I know that writing to a volatile variable flushes it from the memory of all the cpus, however I want to know if reads to a volatile variable are as fast as normal reads?
Can volatile variables ever be placed in the cpu cache or is it always fetched from the main memory?
You should really check out this article: http://brooker.co.za/blog/2012/09/10/volatile.html. The blog article argues volatile reads can be a lot slower (also for x86) than non-volatile reads on x86.
Test 1 is a parallel read and write to a non-volatile variable. There
is no visibility mechanism and the results of the reads are
potentially stale.
Test 2 is a parallel read and write to a volatile variable. This does not address the OP's question specifically. However worth noting that a contended volatile can be very slow.
Test 3 is a read to a volatile in a tight loop. Demonstrated is that the semantics of what it means to be volatile indicate that the value can change with each loop iteration. Thus the JVM can not optimize the read and hoist it out of the loop. In Test 1, it is likely the value was read and stored once, thus there is no actual "read" occurring.
Credit to Marc Booker for running these tests.
The answer is somewhat architecture dependent. On an x86, there is no additional overhead associated with volatile reads specifically, though there are implications for other optimizations.
JMM cookbook from Doug Lea, see architecture table near the bottom.
To clarify: There is not any additional overhead associated with the read itself. Memory barriers are used to ensure proper ordering. JSR-133 classifies four barriers "LoadLoad, LoadStore, StoreLoad, and StoreStore". Depending on the architecture, some of these barriers correspond to a "no-op", meaning no action is taken, others require a fence.

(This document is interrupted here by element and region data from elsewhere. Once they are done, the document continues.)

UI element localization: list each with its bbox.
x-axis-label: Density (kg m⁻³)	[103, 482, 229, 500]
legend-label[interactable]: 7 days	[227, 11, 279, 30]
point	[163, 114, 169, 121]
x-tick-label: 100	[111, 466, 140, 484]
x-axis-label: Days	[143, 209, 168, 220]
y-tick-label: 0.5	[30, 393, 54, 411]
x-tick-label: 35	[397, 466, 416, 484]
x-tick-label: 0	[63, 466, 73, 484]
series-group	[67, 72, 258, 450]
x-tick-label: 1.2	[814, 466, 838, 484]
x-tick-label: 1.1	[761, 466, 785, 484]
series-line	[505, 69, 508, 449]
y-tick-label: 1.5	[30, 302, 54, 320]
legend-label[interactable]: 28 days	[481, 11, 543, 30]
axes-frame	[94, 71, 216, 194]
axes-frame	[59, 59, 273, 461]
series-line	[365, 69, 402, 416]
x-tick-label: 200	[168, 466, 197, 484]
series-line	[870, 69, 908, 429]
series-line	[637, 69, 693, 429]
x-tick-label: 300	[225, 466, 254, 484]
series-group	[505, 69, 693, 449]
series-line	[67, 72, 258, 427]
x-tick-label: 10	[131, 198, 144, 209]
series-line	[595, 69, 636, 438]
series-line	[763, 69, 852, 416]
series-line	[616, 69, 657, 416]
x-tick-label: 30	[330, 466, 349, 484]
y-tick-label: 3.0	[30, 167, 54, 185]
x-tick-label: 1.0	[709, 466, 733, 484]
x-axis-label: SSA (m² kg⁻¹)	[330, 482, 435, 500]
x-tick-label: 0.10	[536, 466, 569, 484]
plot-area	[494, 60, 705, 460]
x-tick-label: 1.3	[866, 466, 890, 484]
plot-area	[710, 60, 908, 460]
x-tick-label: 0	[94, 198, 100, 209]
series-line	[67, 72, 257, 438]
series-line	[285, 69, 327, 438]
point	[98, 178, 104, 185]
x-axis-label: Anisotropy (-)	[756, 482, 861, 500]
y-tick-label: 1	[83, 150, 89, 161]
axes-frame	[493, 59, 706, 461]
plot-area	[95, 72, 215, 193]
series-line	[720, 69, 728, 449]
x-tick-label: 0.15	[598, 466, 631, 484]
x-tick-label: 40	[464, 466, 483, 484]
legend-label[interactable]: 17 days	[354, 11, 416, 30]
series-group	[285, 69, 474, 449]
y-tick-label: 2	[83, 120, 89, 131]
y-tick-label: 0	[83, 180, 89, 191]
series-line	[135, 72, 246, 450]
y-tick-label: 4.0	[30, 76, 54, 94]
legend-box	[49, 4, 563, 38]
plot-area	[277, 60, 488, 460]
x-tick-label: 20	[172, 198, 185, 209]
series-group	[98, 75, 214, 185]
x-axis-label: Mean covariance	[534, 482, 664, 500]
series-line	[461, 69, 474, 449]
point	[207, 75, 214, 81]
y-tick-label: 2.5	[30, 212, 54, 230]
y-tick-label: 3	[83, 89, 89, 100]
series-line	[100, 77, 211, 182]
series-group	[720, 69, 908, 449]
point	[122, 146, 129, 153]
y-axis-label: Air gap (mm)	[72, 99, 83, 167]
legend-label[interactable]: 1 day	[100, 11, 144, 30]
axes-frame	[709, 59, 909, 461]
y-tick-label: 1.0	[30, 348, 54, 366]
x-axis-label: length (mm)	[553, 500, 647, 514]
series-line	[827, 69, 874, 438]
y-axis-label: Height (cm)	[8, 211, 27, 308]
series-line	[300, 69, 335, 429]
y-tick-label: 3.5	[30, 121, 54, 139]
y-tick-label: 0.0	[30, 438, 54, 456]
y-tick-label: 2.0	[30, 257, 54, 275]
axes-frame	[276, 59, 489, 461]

There is no implicit cost associated with the Load itself, though one may be incurred if a fence is in place. In the case of the x86, only a StoreLoad barrier results in a fence.
As pointed out in a blog post, the fact that the variable is volatile means there are assumptions about the nature of the variable that can no longer be made and some compiler optimizations would not be applied to a volatile.
Volatile is not something that should be used glibly, but it should also not be feared. There are plenty of cases where a volatile will suffice in place of more heavy handed locking.
It is architecture dependent. What volatile does is tell the compiler not to optimise that variable away. It forces most operations to treat the variable's state as an unknown. Because it is volatile, it could be changed by another thread or some other hardware operation. So, reads will need to re-read the variable and operations will be of the read-modify-write kind.
This kind of variable is used for device drivers and also for synchronisation with in-memory mutexes/semaphores.
Volatile reads cannot be as quick, especially on multi-core CPUs (but also only single-core).
The executing core has to fetch from the actual memory address to make sure it gets the current value - the variable indeed cannot be cached.
As opposed to one other answer here, volatile variables are not used just for device drivers! They are sometimes essential for writing high performance multi-threaded code!
volatile implies that the compiler cannot optimize the variable by placing its value in a CPU register. It must be accessed from main memory. It may, however, be placed in a CPU cache. The cache will guaranty consistency between any other CPUs/cores in the system. If the memory is mapped to IO, then things are a little more complicated. If it was designed as such, the hardware will prevent that address space from being cached and all accesses to that memory will go to the hardware. If there isn't such a design, the hardware designers may require extra CPU instructions to insure that the read/write goes through the caches, etc.
Typically, the 'volatile' keyword is only used for device drivers in operating systems.